Oh no, I wanted to say to her – I only tell silly stories about what an idiot I am.

But we dropped it.  And I never got to tell her the funny story, which, come to think of it, did feature someone else trying to get something over on me, and my own ignorant struggles in their coils, so perhaps, since it didn’t really matter, just as well.  God Bless Raimonda, for a good, upstanding, kind woman.  Who won’t listen to unkind nastiness.

But now, the strange thing, for me, is . . . how did I manage to live 8 years here without this word?  Because now this word, and its idea, is popping up in my life all over.
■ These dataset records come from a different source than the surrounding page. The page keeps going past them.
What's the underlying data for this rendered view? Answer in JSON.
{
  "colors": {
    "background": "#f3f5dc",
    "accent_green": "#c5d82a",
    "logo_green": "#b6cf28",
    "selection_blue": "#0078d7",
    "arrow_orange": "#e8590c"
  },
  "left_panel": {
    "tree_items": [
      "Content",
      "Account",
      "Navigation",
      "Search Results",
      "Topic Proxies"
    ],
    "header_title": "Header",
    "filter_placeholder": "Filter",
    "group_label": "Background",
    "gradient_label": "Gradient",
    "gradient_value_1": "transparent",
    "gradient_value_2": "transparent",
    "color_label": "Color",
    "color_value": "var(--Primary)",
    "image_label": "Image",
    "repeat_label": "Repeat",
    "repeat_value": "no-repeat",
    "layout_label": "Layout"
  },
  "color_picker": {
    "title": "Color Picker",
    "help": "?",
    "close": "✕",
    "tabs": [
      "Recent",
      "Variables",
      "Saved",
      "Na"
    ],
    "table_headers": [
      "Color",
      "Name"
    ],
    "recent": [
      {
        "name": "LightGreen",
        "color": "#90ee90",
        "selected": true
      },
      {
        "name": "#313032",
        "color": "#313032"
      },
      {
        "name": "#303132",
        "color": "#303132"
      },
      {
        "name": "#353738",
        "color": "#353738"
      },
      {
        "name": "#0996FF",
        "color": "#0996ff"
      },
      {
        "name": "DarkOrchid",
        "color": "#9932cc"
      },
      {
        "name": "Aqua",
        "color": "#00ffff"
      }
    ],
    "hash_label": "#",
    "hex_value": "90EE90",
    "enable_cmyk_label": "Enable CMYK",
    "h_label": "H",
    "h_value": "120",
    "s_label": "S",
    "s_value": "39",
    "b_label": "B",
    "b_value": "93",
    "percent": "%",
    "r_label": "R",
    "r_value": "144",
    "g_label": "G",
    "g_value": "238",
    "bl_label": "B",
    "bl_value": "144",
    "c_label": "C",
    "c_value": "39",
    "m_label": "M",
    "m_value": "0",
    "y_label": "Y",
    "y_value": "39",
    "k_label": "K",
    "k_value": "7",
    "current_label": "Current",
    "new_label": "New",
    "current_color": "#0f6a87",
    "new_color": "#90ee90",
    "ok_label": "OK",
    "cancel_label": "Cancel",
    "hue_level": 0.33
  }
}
I have noticed that people in Albania like to say “So and so is doing such and such, for this and that reason.”  Over years, I have noticed people – even people I respect – stating what is actually the purest speculation as an absolute fact, confirmed merely by the coincidence that they were clever enough to think of it.  And I used to think it was just unfortunate and the result of sloppy thinking.  People in Albania make these statements, about what other people are doing, with absolute certainty, and with absolutely no proof.  First of all, they have no proof whether the person in question is in FACT doing any such thing.  It’s only that they heard they are doing such a thing, because a cousin told them so, or a friend of a cousin told them so, or that someone is doing it, so it must be THAT person specifically, or even that it’s only just this moment occurred to them to THINK that the person might be doing such a thing.  That is enough in the Albanian mind – the possibility that someone might be doing something – to automatically transfer a vague suspicion to the publicly stated fact.  Then the next thing you know, their own belief that such a thing is happening has become a positive statement.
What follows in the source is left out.